Sumi menyarankan jika terdapat masalah dapat menceritakan ke orang-orang yang dapat dipercaya. Hal itu dilakukan Agar tidak menyimpan perasaaan negatif sendirian dan dapat menyelesaikan masalah yang dihadapi. Secara psikologis, seseorang menceritakan permasalahannya untuk membantu individu dalam mereduksi tingkat stres, kecemasan, dan keluhan psikologis lainnya.
Ditambahkan Sumi di era pandemi tentu tidak mudah memulai peluang baru, tetapi tidak ada salahnya untuk memulai dari nol misalnya dengan melakukan aktivitas yang menjadi hobi. Selanjutnya hobi tersebut dapat dijadikan sebagai peluang bisnis.
“Jangan takut untuk membuat rencana baru dan menatap positif masa depan karena ini akan membantu diri sendiri untuk kembali tumbuh. Dengan begitu, akan mampu memperhitungkan realiya kearah jangka panjang jika kita dapat mengasah keterampilan yang ada di Youtube seperti budidaya ikan cupang yang sedang tren,” pesan Sumi.

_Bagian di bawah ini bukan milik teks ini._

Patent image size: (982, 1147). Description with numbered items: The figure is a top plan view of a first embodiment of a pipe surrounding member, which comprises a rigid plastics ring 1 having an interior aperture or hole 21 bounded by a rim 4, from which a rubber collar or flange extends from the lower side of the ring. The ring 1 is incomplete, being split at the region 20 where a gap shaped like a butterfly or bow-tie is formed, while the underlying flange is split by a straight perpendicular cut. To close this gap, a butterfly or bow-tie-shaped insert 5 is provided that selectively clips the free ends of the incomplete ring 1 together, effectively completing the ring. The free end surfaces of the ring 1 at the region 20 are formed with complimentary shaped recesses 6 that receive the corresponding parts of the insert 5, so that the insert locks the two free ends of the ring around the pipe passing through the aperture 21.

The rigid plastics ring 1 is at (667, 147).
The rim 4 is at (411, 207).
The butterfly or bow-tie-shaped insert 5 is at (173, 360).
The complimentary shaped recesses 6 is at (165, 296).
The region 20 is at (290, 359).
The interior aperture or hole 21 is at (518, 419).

Selain ada zona disrupsi, juga ada zona belajar. Dalam zona ini ditandai oleh masyarakat yang mulai menerima kenyataan bahwa pandemi memang nyata adanya sehingga mereka harus waspada. Masyarakat juga harus belajar mengelola emosi yang dirasakan karena akan berpengaruh terhadap suatu tindakan.

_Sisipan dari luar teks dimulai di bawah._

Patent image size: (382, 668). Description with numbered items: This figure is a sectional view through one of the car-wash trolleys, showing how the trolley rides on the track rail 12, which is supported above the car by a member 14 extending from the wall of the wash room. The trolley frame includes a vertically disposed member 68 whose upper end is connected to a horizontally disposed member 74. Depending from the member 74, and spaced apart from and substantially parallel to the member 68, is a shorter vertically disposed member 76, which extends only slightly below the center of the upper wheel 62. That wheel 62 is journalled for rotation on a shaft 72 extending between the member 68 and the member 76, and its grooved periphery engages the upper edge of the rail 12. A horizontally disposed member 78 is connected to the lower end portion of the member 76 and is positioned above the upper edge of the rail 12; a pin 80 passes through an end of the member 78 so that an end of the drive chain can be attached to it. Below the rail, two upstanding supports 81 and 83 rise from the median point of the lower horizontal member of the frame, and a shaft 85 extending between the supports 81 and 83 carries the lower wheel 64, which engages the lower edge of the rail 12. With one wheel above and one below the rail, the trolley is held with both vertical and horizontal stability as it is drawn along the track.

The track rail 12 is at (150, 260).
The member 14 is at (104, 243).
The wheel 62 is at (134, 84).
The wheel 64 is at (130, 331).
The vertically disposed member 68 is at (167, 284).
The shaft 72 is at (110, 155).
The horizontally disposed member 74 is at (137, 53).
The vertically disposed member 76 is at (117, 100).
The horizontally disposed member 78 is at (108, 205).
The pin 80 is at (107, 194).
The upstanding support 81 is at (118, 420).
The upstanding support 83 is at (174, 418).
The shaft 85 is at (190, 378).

Sumi mengatakan masyarakat harus dapat menyaring informasi yang didapat sebelum dilanjutkan ke orang lain. Masyarakat harus dapat memastikan apakah pesan yang dikirim sudah valid atau belum. Setidaknya mereka sudah melakukan saring sebelum sharing.
Ada beberapa bentuk upaya yang dapat dilakukan dalam zona belajar yaitu yang pertama adalah menyeimbangkan penyampaian informasi terkait resiko dengan tepat. Artinya media atau siapapun harus terbuka terhadap informasi yang berhubungan dengan pertumbuhan kasus beserta penangananya.
Zona yang terakhir adalah zona berkembang atau resilien, ditandai diberlakukannya standar norma baru atau norma-norma. Hal ini dikarenakan masyarakat mampu beradaptasi dengan mengembangkan kebiasaan-kebiasaan yang baru. (mon)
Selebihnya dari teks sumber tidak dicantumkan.